Possibly it was his way of gaining self-control. Possibly he was looking for an explanation of the girl's presence and discovered it in the waiting buggy. At any rate, his manner was calm and courteous when he faced them again.

"It's too bad it happened," he said, more to Baird than any one else. "But it can't be helped.... You'll have to get the animal off this land, it's not ours—unless you can get permission to bury him, Garvin?"

"Not likely," his brother said in an undertone. "It's old Penniman's land. He hasn't learned to hate us any less these years you've been away."

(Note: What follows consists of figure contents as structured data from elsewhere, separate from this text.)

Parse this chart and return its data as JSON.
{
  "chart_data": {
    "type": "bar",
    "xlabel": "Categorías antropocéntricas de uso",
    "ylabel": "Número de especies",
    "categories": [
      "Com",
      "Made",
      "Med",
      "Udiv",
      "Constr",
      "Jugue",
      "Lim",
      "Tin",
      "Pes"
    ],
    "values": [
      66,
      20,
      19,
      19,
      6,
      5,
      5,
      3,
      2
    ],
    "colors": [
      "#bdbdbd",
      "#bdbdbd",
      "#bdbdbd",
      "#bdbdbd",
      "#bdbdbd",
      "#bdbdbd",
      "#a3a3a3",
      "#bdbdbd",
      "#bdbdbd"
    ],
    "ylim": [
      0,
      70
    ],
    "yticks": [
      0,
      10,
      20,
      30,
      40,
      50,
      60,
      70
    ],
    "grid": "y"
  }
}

Edward Westmore's brows contracted sharply. "I'll take her to her buggy, and come back," he said, and turned hastily to Ann, who was clambering down into the creek.

Garvin looked after him in surprise. Then, conscious of his brother's backward glance, he turned away. Nevertheless, he listened intently to Edward's low-toned courtesy.

"Let me help you—the bank is slippery."

Both he and Baird could hear distinctly Ann's soft rejoinder, the slurred syllables that marked her a southern child, but without the nasal twang usual with the country-folk of the Ridge. "Don't you come, suh—I can get up easily." She was more embarrassed than distressed now; her face was rosy red under her hood and her eyes were lowered.

But Edward went on with her, up the stretch of pasture. They saw him help her into the buggy and stand for a time, evidently talking to her. And, finally, when she drove off, he bowed to her, as deeply as he would to any lady on the Ridge, standing and looking after her as she drove into the woods.